Erica and I were not close. We lived in different cities (she in Miami; me in New York), and although as young Black women in the white male dominated fields of media and mainstream journalism we knew many of the same people, none of our core friends overlapped. But we shared a similar sensibility, and certain aspects of our lives were strikingly symbiotic.
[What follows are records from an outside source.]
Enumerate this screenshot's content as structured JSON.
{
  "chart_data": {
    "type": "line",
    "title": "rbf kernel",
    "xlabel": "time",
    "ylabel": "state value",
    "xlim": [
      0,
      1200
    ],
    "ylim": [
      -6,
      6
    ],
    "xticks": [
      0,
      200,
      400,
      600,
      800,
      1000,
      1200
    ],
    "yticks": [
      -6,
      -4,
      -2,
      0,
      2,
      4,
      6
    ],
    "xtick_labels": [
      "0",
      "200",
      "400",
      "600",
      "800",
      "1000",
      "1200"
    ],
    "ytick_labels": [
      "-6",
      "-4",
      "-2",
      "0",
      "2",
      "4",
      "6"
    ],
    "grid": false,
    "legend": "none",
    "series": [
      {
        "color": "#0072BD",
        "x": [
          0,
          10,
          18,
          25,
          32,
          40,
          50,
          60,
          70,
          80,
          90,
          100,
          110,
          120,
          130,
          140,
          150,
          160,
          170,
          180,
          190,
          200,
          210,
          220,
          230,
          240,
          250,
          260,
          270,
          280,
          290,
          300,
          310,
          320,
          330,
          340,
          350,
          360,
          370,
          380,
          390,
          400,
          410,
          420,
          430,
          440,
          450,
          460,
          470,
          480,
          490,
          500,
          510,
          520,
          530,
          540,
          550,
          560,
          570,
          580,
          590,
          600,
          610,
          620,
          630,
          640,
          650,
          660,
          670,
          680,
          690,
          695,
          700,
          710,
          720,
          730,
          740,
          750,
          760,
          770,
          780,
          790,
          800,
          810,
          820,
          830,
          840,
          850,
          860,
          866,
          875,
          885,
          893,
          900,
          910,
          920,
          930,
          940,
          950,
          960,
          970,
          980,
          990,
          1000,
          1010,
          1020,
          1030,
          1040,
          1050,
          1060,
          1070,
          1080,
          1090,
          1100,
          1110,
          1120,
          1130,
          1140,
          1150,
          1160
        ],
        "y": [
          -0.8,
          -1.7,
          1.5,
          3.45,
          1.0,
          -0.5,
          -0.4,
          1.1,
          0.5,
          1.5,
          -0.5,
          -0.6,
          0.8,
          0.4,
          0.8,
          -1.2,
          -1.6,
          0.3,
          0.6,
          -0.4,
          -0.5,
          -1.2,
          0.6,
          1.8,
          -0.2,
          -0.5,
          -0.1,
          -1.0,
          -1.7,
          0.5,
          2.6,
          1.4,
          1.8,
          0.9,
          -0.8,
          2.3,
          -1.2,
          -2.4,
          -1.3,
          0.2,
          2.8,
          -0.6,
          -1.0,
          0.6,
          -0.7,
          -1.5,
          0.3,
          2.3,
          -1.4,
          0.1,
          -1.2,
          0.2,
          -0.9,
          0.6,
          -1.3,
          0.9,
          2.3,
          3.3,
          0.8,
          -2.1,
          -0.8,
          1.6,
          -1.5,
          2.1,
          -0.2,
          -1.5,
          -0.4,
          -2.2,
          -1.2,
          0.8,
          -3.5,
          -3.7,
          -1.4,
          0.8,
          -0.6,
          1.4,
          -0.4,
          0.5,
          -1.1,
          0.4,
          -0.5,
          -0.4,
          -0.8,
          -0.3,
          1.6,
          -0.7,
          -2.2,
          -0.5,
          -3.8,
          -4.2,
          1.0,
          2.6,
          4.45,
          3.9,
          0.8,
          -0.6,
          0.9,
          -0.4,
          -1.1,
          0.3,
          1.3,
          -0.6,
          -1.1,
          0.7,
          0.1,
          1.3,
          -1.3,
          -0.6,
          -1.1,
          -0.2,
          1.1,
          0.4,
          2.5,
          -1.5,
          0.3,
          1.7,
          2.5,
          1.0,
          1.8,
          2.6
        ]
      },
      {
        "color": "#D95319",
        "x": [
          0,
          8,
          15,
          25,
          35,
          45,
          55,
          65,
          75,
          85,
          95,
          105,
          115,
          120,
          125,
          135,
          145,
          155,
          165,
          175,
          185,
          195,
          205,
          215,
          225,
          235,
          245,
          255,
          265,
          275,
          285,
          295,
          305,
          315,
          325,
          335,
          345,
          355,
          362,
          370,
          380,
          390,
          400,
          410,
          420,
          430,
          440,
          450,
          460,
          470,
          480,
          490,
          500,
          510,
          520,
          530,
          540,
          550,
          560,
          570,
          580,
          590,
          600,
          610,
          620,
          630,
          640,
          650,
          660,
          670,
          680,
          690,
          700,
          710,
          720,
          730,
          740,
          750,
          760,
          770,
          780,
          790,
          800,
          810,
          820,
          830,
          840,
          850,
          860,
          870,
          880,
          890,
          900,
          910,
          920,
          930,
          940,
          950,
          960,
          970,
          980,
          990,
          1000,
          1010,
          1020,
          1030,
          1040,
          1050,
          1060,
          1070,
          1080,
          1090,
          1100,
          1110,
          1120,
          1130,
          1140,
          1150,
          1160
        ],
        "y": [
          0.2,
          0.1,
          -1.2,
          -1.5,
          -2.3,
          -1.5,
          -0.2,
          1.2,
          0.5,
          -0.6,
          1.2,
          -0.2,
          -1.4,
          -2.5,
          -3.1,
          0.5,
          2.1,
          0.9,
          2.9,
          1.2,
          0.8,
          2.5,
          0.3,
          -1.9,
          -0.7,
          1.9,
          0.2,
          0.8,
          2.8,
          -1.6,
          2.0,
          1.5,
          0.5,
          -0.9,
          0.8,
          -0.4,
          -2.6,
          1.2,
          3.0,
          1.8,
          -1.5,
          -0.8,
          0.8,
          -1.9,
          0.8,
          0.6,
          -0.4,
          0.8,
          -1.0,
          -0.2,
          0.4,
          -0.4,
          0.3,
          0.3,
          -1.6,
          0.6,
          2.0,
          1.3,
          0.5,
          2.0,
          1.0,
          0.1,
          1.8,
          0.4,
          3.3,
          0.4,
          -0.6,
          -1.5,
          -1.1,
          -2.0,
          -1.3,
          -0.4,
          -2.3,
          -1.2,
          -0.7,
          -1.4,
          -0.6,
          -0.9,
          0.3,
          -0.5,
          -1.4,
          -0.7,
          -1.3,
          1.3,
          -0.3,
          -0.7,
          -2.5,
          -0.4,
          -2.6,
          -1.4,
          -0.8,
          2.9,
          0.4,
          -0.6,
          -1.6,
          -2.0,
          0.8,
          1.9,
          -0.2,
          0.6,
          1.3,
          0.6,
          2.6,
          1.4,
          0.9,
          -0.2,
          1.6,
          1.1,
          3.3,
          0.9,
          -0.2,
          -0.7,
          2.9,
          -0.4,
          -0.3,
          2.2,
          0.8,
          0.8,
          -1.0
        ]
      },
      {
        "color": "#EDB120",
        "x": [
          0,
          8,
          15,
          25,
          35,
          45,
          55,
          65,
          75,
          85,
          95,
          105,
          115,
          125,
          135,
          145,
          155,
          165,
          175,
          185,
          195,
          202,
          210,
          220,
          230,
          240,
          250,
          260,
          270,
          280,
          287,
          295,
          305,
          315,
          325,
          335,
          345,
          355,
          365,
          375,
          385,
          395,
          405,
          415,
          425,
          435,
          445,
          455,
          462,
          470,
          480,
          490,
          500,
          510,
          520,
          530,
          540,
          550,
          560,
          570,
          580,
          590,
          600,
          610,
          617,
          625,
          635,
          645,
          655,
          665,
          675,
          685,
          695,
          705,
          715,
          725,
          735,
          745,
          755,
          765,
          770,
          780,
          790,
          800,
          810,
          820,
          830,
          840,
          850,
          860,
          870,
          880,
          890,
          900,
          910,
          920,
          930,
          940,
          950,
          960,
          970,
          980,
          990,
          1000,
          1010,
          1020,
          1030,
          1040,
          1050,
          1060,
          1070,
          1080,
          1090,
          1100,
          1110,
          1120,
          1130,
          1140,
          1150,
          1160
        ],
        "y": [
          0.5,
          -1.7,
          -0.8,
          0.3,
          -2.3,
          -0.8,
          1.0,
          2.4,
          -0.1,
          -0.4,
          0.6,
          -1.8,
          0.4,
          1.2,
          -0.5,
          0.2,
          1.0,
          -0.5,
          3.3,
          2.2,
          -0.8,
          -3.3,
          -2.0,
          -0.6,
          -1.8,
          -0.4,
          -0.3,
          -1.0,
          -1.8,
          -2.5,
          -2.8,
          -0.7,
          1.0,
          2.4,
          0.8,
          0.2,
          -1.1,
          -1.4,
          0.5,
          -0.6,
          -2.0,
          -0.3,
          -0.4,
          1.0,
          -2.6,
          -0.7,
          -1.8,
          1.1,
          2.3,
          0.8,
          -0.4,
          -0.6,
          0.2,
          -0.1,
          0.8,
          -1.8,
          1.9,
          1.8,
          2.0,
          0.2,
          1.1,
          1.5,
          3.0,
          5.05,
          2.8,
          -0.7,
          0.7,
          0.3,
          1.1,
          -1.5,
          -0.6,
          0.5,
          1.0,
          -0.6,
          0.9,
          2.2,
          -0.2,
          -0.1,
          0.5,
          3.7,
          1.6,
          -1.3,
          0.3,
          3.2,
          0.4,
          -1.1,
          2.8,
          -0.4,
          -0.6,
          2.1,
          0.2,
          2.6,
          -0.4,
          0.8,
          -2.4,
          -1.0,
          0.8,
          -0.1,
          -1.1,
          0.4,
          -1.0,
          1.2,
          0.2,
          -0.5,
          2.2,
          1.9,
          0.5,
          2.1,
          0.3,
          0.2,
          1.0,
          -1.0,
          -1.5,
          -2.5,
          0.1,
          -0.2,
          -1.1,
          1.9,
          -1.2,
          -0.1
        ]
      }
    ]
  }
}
We both went to small, private colleges, where we were among a handful of Black students, and graduated as writers who published books to considerable praise—mine, however, despite an endorsement from Whoopi and an excerpt in Elle magazine, didn’t make quite the same splash as hers. We both worked for famous people early in our careers (she Tommy Hilfiger; me Charlie Rose), which provided a certain level of cache among the media elite, while also instilling a fair measure of expectation that we would go on to do very big and very great things. We were both quietly ambitious, conversant in pop culture while being literary-minded, driven by intellect and smart humor. Our conversations had the tone of a post on Jezebel.com before Jezebel.com existed.

But above all else, we both struggled, and I still do, with the constant and inordinate pressure to define and redefine who we are just as it seemed we were starting to feel comfortable with the latest incarnation. I’m a writer; no, a web editor; no, a blogger; no, a digital strategist; no, a bi-culturally connected conduit; no, a browned-skinned filler to diversify the room. The list went on, and goes on, increasingly, as the media industry has become almost entirely about “branding”. And each incarnation was a protest of sorts against dark and amorphous demons, the fear of being forgotten, and an inexplicable well of sadness.

When I was an editor at PAPER magazine a few years ago, I assigned her a cover story on Pharrell Williams at a time when she had just started to re-emerge after a period of isolation. It was a selfish gesture in part, I missed her writing and wanted to read more of it. A year or two later, we were talking about something, I don’t recall the context, but she said to me, almost in passing if it hadn’t been so pointed, “You saved my life with that assignment.”

Those of us who are or have worked as freelance writers know that it’s a hustle day in day out, and an incredibly detached existence. Sometimes that one good story assignment, one byline in black and white, is just the small bit of encouragement needed to keep writing, to keep going. Or to just pay the bills and keep the lights on.

More recently, when I was an editor at The Huffington Post, Erica and I developed two collaborative features for the vertical launch of HuffPost BlackVoices. I loved how she was always game to brainstorm and never short on ideas that were sophisticated, zeitgeist-y and often completely genius. At one point, I suggested she move back to New York — I would help her find a job. No, she said, she had come to love Miami and wanted to stay there.

I may never know what happened to Erica, and truthfully, I’m not sure that I need to, because I know that she carried a burden that many of us as writers, as Black folks, as women, face. She just needed to get the branding right, she said. What I wished for her, though, and maybe for myself too, is that she could have realized that what and who she was in reality, was so much more meaningful than any kind of magic branding formula.